- Born: September 23, 1964 (age 60) Tehran، Iran
- Genres: Trance, Electronica, World
- Occupation: Musician
- Instruments: GuitarViol, Tar, Armenian Saz
- Labels: Six Degrees Records
- Website: myspace.com/logaramintorkian

= Loga Ramin Torkian =

Iranian musician (born 1964)

Loga Ramin Torkian (لوگا) رامین ترکیان))،(Born: September 23, 1964) is a musician and the co-founder of the groups Axiom of Choice and Niyaz. Both groups incorporate Persian and Middle Eastern themes into their music. Torkian composes music and plays several instruments, including the Iranian tar, the Turkish saz, and the GuitarViol, an electric guitar-like instrument that uses a bow and is adapted from a 14th-century instrument.
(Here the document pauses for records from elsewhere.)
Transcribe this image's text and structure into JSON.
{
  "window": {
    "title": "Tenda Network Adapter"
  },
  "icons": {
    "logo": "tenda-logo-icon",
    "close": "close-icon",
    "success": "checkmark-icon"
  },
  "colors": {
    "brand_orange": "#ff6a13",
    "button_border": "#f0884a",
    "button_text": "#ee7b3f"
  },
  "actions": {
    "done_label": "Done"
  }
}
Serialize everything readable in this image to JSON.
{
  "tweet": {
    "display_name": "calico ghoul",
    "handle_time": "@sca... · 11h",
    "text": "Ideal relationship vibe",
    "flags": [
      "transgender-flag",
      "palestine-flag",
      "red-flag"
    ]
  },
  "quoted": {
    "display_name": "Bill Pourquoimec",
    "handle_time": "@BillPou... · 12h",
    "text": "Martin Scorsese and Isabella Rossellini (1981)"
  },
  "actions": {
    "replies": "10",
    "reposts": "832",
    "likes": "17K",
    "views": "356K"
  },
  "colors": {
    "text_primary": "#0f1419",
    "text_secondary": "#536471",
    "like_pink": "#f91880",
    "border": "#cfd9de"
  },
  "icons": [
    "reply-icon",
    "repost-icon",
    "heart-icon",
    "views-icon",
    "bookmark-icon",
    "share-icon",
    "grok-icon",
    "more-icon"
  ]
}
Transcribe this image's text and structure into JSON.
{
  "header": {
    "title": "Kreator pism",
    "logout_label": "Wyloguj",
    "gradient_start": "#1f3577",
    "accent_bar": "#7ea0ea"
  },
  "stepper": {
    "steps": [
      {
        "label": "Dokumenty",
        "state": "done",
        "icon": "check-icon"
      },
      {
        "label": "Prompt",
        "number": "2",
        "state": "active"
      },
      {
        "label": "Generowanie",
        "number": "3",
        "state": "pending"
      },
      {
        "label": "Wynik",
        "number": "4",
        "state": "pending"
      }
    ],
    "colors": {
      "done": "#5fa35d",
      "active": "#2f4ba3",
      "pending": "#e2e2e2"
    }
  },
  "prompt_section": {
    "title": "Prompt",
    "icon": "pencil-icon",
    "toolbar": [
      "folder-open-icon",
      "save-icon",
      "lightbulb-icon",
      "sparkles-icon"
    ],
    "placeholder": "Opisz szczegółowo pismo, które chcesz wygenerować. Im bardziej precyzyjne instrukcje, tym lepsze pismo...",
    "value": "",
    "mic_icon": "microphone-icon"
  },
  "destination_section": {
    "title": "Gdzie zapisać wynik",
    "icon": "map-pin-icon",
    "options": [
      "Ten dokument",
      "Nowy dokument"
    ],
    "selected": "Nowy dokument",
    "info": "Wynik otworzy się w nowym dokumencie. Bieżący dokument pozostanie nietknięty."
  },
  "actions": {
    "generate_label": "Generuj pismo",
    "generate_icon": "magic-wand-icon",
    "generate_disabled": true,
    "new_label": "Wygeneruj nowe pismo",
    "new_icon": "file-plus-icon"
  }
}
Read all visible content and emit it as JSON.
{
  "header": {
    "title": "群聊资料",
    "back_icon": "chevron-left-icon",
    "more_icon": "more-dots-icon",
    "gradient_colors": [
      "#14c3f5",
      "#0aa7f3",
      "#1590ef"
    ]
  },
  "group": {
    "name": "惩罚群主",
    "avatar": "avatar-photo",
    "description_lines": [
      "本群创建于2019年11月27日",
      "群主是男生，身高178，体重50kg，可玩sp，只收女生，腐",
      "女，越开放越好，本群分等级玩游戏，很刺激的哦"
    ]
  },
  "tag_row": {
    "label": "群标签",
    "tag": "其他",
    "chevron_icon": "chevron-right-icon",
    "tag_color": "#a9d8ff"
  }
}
Several of the lyrics in his songs draw on or include traditional Middle-Eastern prayers, songs or chants. His music has also appeared in several films, such as The Chosen One (1995), America So Beautiful (2001), Plastic Flowers Never Die (2008), and Crossing Over (2009).

==Personal life==

He is married to singer Azam Ali and they have one son. He previously was married to
Yatrikadevi Shah-Rais and was co-owner of the retail store Koan Collection in Los Angeles (which has since closed).

==Discography==
Solo
- ’’Brink of Absolute’’ (2020)
- Mehraab (2011)
- "Lamentation of Swans" by Azam Ali and Loga R. Torkian (2013)
Axiom of Choice
- Beyond Denial (1995)
- Niya Yesh (2000)
- Unfolding (2002)
Niyaz
- Niyaz (2005)
- Niyaz Remixed (2006)
- Nine Heavens (2008)
- Sumud (2012)
- The Fourth Light (2015)

Filmography
- The Chosen One (1995)
- America So Beautiful (2001)
- Plastic Flowers Never Die (2008)
- Crossing Over (2009)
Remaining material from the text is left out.